Ride-hailing company Uber Technologies Inc. said it expects employees to return to office by September 13.
In a letter to workers, Uber Chief People Officer Nikki Krishnamurthy said the company will require employees to work at least three days from office.
Uber reportedly had said earlier that it planned to reopen its offices at Mission Bay, San Francisco on March 29 with 20 percent occupancy.
Uber recently said consumer demand for mobility is recovering faster than driver availability as vaccination rates increase in the U.S., and consumer demand for delivery continues to exceed courier availability.
On April 7, Uber announced that it was increasing investments in driver incentives to improve driver availability in the near-term.
The company has been spending millions of dollars to provide drivers with access to COVID-19 vaccines. It also offered free or discounted rides to vaccination sites for people with lack of access to transportation and healthcare services.

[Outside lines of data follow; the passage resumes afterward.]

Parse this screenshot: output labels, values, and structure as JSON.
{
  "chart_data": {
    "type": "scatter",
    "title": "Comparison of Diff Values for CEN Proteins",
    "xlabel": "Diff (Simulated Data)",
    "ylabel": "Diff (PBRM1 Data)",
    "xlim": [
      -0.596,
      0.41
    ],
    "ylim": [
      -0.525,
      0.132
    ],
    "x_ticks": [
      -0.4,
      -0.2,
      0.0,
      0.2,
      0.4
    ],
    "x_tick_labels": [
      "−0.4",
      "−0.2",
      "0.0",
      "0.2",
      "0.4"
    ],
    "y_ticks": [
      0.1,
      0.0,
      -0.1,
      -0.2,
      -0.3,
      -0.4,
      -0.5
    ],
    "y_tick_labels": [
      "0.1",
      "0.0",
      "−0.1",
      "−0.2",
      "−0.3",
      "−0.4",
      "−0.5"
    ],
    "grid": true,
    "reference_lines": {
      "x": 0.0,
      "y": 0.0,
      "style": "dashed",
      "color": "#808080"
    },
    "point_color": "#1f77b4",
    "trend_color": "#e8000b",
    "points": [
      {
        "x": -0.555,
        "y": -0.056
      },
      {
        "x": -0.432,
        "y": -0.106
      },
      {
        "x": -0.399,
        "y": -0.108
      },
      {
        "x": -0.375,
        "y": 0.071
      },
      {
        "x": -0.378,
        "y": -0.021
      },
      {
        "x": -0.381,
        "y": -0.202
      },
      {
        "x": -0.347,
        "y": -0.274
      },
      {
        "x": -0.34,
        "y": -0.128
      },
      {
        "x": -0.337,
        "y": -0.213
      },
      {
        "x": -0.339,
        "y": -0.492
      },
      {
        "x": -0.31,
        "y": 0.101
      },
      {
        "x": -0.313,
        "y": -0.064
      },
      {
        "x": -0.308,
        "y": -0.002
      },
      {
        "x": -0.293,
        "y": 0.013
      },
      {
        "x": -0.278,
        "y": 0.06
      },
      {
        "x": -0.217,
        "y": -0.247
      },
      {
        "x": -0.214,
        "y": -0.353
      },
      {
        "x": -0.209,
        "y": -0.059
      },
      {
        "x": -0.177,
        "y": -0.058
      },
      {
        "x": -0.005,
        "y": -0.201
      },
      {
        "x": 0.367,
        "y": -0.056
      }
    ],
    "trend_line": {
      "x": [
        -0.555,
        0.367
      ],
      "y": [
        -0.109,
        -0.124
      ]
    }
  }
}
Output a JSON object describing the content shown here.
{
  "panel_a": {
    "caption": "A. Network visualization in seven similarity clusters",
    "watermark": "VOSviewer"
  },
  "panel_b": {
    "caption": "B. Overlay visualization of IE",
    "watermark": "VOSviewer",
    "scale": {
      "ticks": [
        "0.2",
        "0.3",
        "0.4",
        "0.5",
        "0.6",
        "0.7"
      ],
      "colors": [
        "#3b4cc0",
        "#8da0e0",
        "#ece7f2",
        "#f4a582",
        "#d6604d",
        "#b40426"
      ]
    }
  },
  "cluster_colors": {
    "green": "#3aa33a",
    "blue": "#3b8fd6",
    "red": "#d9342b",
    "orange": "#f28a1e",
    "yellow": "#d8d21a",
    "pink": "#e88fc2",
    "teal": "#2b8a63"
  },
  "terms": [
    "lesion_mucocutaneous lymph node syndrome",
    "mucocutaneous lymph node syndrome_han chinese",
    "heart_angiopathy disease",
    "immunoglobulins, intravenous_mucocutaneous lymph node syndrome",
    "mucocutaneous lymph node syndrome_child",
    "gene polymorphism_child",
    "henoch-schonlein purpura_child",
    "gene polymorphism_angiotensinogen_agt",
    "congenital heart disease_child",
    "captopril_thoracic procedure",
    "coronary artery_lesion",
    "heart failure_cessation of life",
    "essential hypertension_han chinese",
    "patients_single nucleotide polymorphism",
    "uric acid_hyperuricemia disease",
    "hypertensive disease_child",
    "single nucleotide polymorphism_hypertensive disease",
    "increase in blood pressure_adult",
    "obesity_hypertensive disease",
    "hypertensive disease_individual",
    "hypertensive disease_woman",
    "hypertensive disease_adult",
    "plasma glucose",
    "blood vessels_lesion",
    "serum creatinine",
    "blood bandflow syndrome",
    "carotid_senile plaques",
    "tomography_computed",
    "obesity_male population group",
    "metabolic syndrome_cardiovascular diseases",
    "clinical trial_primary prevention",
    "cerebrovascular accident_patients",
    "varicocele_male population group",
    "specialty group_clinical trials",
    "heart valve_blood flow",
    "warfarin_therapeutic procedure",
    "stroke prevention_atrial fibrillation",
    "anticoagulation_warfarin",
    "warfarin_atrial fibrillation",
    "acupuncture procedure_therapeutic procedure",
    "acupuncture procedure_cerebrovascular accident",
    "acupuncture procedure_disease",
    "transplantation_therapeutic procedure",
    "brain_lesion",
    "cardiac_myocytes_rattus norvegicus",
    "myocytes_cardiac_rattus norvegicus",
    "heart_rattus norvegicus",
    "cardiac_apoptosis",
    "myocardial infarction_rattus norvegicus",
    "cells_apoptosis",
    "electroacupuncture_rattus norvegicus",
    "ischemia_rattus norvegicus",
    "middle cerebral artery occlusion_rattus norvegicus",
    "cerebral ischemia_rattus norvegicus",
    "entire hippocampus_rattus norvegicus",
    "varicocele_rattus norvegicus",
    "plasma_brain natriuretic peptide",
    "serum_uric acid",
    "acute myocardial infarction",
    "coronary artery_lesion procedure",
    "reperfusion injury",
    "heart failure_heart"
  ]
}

Amid the ongoing spread of coronavirus, majority of tech companies across the world had allowed their employees to extend work from home option at least until the crisis gets over.
Recently, many tech companies announced their plans to bring employees back to offices. Software maker Salesforce plans to allow vaccinated employees to return to some of its offices.
Salesforce in February had offered three workplace categories, such as flex, fully remote, and office-based, to its employees, noting that the 9-to-5 workday is dead as the aftermath of coronavirus pandemic.
Microsoft reportedly said it would start reopening their offices.
Among others, Wells Fargo & Co. in late March said it was planning to bring its employees back into offices in September, after Labor Day. Wells Fargo, the bank with the largest workforce of about 200,000 employees in US, is extending its work from home arrangement until September 6.
Meanwhile, auto giant Ford Motor said it employees can continue to work from home even after the pandemic is over.